'Dirty Jobs' talks turkey in Alexandria
Alexandria (Minn.) Echo Press When Paul Nelson sat down to watch one of his favorite TV shows, "Dirty Jobs," he could relate to the program featuring disgusting vocations. "I guess I have a dirty job," he says of his work at his family's Oakdale ...
Alexandria (Minn.) Echo Press
When Paul Nelson sat down to watch one of his favorite TV shows, "Dirty Jobs," he could relate to the program featuring disgusting vocations.
"I guess I have a dirty job," he says of his work at his family's Oakdale turkey farm near Kensington, Minn. "I know I smell when I come home, so I guess it's a dirty job."
And though Paul and brother Dana joked about it, they never thought host Mike Rowe and the "Dirty Jobs" crew would show up on the farm near Alexandria, Minn., to feature their grimy profession.
Yet, the Nelsons were recently featured on the Discovery Channel in an episode of "Dirty Jobs." Repeats of the episode will air this weekend and Monday.
So which aspect of the turkey farm has been deemed "dirty?"
It's Paul's duty of "milking" semen from the turkey toms, which is then artificially inseminated into the hens. This is done once a week, however, it takes three days to inseminate every hen.
And while that might seem like a job most people would love to watch on TV but hate to participate in, the "Dirty Jobs" crew didn't jump at the chance to film the Nelsons and their turkeys.
Actually, it took two years for the two sides to meet.
Paul's wife, Jessica, first alerted the "Dirty Jobs" people about her husband's vocation in January 2006 after submitting info and a video through the TV show's Web site.
Within a month, the Nelsons received a call from a "Dirty Jobs" representative.
"He said they were interested and definitely wanted to come out and do the show," Jessica says. "We were so excited!"
But the excitement slowly faded as time passed and dates were continuously set, cancelled and reset. For two years show representatives were in touch with the Nelsons, but nothing came to fruition. They began to think the show's producers had given up on the turkey farm.
"They wanted to wait until they had other tapings to do in Minnesota, so they could do them all in one trip," Paul explains. "Dirty Jobs" is based in California.
Finally, the call came that they were waiting for, and a date was set for the taping earlier this spring, March 21.
The "Dirty Jobs" crew also made a stop in Detroit Lakes to tape workers removing a car that had fallen through the ice. That sequence will be shown at 8 p.m.
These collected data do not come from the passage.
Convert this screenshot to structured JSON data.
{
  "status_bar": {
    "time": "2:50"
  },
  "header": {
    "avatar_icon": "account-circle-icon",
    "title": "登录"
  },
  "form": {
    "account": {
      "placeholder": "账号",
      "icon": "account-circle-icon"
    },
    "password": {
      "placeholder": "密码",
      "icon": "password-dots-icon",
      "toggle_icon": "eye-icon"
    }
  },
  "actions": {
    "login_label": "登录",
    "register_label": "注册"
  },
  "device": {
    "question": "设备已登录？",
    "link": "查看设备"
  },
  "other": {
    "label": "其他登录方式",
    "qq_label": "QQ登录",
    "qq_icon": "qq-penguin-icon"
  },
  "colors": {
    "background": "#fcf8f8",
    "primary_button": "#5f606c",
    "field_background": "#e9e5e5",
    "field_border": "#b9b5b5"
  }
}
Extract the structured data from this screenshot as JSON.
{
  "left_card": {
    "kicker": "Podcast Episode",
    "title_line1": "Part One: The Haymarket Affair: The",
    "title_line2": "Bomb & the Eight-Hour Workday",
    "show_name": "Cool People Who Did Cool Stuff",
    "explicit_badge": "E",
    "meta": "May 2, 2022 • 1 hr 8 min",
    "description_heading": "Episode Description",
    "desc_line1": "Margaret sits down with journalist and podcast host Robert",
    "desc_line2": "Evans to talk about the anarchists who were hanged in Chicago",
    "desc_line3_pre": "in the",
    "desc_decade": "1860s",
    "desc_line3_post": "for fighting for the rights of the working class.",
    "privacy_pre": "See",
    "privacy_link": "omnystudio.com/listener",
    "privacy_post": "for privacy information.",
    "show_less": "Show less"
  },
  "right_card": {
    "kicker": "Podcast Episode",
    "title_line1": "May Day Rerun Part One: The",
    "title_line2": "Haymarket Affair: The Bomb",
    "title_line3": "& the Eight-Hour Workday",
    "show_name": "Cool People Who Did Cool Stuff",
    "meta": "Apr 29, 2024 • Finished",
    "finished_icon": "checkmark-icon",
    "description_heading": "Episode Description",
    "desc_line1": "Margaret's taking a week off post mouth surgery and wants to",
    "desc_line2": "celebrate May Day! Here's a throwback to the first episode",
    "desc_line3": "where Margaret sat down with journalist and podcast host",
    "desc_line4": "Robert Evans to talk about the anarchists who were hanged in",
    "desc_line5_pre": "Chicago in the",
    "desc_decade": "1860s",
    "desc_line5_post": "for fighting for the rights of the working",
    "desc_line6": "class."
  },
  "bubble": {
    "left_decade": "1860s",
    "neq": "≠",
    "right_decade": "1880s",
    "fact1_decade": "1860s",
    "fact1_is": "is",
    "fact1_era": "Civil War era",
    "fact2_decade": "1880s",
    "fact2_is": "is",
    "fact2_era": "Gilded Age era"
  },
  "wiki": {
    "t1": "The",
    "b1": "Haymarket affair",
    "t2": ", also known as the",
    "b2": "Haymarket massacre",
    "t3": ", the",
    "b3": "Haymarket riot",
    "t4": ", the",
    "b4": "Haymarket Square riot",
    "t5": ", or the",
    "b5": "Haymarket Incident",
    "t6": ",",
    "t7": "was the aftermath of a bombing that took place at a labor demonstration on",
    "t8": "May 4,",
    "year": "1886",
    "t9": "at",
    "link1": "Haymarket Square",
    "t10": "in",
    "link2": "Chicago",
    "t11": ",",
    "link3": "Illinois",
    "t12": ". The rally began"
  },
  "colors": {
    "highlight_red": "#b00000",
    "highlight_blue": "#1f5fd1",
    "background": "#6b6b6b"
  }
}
Monday night.
Rowe and a crew of six men arrived at the Nelson farm at 9 a.m. to begin taping.
After explaining the process to those involved, the crew donned boots and coveralls and followed Paul into the "tom barn" to begin "milking the toms" to collect the semen. This process took nearly four hours.
Paul said Rowe, who attempts to perform every "dirty" job, did try milking the toms, but Rowe didn't have a lot of luck.
"He tried," Paul says with a laugh. "He didn't do very well. At one point he said, 'What the heck am I doing?' "
After finishing the job, packing up their equipment and spending time visiting with family members and signing autographs, the crew left at 7 p.m. - 10 hours after arriving.
"We couldn't believe how much time it takes," Dana says. "Guys were running back and forth getting batteries and film."
"Lighting is a huge thing," Paul says. "The light had to be perfect. They were working with all this different equipment and light filters. That took a lot of time."
But it wasn't all work. The "Dirty Jobs" crew did take time for a little fun. The producer donned the Nelsons' turkey costume and ran through the barn with it on.
- What: An episode of "Dirty Jobs," featuring an Alexandria turkey farm, airing at 7 tonight, midnight Sunday and 7 p.m. Monday.
Another episode of "Dirty Jobs" will feature the crew retrieving a car from a frozen lake near Detroit Lakes. It airs at 8 p.m. Monday.
- What: Where: Discovery Channel, Ch. 31 in F-M.